On the Arizona Game and Fish Department’s web page describing this animal, the word “pronghorn” appears just seven times; the word “antelope,” 26 times.
In Arizona’s hunting regulations, bridging the gap between correct terminology and current usage, this animal is called “pronghorn antelope.”
But in Arizona Wildlife Views magazine, we call it “pronghorn.”
Why? Because despite what many people say, the pronghorn is not an antelope. Antelope are creatures of Africa and Eurasia, and the pronghorn is from right here in North America. Antelope are members of the bovine family—cousins to cows. The pronghorn is a member of the Antilocapridae family. The only member, in fact; all the others are extinct. Our pronghorn is most closely related to the giraffe, not the antelope.
True, pronghorn and antelope look similar. They fill a similar ecological niche on different continents. But I feel strongly—some might say, ridiculously so—about using the right words for things. I feel especially strongly about this when it comes to using the right words for wildlife, in Arizona Wildlife Views magazine.

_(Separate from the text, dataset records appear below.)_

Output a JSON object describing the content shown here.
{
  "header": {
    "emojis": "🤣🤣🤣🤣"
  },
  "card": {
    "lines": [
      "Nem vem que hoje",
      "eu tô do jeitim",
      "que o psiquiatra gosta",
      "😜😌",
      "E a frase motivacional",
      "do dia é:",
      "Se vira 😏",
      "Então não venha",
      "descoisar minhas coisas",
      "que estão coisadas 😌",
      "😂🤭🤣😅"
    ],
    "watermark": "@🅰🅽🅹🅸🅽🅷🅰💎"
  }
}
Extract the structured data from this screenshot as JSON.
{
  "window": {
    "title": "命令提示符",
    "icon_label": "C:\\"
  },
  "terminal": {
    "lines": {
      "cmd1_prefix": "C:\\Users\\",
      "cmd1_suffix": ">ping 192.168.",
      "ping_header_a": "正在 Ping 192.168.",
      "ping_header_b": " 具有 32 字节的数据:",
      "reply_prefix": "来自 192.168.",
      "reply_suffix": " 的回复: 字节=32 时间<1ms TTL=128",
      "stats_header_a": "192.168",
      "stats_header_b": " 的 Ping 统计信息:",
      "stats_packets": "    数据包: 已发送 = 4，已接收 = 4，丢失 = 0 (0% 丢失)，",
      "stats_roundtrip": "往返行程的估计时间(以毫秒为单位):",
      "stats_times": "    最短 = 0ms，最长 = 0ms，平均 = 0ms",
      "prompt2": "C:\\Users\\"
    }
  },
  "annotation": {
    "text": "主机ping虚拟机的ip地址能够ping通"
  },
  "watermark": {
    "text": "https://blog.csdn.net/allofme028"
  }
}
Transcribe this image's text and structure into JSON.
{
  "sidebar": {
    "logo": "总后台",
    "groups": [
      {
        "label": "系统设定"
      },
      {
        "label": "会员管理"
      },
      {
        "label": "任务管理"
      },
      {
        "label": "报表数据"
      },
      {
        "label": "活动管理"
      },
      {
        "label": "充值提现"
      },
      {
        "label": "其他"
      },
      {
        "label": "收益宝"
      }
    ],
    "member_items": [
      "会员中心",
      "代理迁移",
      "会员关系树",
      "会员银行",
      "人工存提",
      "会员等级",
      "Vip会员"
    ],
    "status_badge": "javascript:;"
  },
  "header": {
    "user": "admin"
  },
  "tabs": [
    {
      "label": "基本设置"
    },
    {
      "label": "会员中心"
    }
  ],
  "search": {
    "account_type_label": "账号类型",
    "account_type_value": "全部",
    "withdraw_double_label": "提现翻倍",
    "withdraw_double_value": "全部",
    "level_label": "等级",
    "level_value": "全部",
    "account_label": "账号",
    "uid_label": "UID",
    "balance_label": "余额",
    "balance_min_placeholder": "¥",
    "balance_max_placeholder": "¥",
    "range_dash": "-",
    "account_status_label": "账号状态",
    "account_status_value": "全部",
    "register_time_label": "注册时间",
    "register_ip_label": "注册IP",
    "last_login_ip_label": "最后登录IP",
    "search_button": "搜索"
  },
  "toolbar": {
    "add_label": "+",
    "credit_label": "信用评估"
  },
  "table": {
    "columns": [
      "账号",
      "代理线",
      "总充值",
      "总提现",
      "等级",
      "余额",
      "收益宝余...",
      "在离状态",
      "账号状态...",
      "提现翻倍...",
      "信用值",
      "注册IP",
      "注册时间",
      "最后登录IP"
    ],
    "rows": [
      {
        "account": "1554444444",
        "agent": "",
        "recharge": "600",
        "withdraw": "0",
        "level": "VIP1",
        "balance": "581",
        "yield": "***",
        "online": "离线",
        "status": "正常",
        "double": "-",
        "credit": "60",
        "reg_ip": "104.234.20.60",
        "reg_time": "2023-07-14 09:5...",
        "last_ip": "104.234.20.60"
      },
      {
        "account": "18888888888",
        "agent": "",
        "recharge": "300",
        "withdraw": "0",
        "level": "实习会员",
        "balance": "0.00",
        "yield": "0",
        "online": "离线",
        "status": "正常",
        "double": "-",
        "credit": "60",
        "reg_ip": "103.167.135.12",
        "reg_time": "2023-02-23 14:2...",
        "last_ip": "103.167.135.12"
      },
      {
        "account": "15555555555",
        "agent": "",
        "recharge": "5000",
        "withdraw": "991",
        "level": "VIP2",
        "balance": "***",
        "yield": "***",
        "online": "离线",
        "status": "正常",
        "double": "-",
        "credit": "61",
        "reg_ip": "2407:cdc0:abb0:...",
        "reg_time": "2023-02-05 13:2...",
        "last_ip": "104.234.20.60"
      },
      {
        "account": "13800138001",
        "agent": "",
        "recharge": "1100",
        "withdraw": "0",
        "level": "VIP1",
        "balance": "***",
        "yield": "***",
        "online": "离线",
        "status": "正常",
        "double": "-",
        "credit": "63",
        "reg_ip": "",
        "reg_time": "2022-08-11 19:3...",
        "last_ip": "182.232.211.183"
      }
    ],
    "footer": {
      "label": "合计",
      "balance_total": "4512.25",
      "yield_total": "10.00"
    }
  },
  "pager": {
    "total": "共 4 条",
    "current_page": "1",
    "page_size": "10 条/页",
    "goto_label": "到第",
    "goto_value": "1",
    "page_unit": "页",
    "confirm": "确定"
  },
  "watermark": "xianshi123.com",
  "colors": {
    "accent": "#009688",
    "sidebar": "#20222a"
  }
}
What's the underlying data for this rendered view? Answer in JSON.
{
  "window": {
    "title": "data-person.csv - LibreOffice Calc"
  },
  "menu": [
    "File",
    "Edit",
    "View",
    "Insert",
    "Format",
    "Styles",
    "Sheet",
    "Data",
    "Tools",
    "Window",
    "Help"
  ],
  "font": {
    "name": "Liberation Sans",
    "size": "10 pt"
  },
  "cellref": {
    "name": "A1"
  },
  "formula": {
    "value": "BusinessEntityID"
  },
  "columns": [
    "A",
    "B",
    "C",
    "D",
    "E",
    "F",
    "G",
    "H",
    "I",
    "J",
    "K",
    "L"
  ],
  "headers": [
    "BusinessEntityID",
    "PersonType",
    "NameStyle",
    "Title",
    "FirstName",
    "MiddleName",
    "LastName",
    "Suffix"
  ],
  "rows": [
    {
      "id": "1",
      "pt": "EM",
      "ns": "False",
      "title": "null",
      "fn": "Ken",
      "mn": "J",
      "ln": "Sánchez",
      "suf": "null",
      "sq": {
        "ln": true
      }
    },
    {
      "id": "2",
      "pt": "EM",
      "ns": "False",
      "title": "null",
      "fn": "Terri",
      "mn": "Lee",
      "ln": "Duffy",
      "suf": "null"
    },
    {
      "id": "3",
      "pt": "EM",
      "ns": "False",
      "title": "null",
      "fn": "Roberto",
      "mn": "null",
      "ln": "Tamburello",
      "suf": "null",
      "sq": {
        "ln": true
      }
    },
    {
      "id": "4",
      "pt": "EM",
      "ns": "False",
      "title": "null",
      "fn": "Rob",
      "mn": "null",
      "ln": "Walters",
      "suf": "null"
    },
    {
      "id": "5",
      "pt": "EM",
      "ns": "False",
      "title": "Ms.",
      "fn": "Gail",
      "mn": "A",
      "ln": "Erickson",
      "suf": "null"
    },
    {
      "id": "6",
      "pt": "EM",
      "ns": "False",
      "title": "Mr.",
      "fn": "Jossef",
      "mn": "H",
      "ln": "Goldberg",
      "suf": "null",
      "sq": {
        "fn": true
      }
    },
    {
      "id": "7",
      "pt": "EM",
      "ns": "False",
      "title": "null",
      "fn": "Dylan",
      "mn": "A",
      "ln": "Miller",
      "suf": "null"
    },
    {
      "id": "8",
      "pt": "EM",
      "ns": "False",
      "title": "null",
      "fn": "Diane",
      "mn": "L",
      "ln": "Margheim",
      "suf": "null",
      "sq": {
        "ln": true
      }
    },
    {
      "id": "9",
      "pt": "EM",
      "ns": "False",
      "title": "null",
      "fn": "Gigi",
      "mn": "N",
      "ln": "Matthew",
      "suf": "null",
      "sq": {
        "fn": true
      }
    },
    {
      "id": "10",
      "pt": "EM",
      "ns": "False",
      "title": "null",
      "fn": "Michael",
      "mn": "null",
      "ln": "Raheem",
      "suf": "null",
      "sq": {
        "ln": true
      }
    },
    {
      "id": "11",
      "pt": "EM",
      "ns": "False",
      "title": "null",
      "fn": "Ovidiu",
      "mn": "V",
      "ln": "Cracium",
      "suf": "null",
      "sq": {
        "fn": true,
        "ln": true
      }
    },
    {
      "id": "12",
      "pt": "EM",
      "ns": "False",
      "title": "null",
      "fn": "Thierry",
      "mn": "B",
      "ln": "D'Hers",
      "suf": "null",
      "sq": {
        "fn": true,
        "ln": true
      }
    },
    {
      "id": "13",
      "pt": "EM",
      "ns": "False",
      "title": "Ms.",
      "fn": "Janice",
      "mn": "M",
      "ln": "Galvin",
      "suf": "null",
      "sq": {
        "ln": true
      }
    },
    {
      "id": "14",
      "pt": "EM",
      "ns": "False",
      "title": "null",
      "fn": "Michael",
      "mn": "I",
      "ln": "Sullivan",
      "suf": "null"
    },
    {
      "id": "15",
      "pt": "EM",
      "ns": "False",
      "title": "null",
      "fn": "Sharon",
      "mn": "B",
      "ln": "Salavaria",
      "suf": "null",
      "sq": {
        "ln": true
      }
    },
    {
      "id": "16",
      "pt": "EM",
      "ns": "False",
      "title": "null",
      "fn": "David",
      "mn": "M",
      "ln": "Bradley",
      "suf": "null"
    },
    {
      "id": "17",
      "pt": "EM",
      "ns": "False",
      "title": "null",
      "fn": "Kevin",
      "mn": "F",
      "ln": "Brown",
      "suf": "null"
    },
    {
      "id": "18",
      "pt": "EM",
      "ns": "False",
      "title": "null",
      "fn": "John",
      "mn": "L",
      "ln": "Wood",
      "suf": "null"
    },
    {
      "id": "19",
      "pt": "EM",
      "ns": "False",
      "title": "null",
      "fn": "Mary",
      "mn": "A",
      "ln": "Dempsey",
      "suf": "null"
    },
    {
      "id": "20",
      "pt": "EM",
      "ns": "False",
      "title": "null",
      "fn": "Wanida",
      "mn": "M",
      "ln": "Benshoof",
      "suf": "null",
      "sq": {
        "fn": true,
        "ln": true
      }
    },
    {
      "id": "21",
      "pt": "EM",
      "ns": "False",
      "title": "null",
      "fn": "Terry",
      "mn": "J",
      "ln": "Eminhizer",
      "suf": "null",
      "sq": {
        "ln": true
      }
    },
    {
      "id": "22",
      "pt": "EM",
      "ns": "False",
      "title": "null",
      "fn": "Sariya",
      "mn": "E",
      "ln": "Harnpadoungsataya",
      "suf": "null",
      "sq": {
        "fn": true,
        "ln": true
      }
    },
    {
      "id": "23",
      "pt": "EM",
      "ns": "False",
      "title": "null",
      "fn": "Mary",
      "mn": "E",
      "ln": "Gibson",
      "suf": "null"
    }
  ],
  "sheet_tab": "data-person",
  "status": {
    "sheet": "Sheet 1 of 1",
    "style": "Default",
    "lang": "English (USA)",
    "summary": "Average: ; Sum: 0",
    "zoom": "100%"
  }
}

If you can’t find the right name for an Arizona wildlife species in our pages, where can you find it?
But what is the “right” name for the pronghorn? Is it the common name scientists use, or the one used by the person down the street? Is it the term used in state law, or the one in the widely accepted text “Mammals of Arizona”?
If Arizona Wildlife Views magazine uses “pronghorn,” are we out of touch? If we use “antelope,” are we pandering to a misconception? If we use “pronghorn antelope,” are we both wrong and misleading? What about the clunky “pronghorn (aka antelope)”? Even worse?
I was interviewing a researcher the other day, and we got to talking about pronghorn. She described how surprisingly delicate and small they are, “smaller than deer, even.” We talked about how fast they run. Taking into account their delicacy and swiftness, she said, “I call them ‘speed goats.’”
That sounds good. Let’s go with that.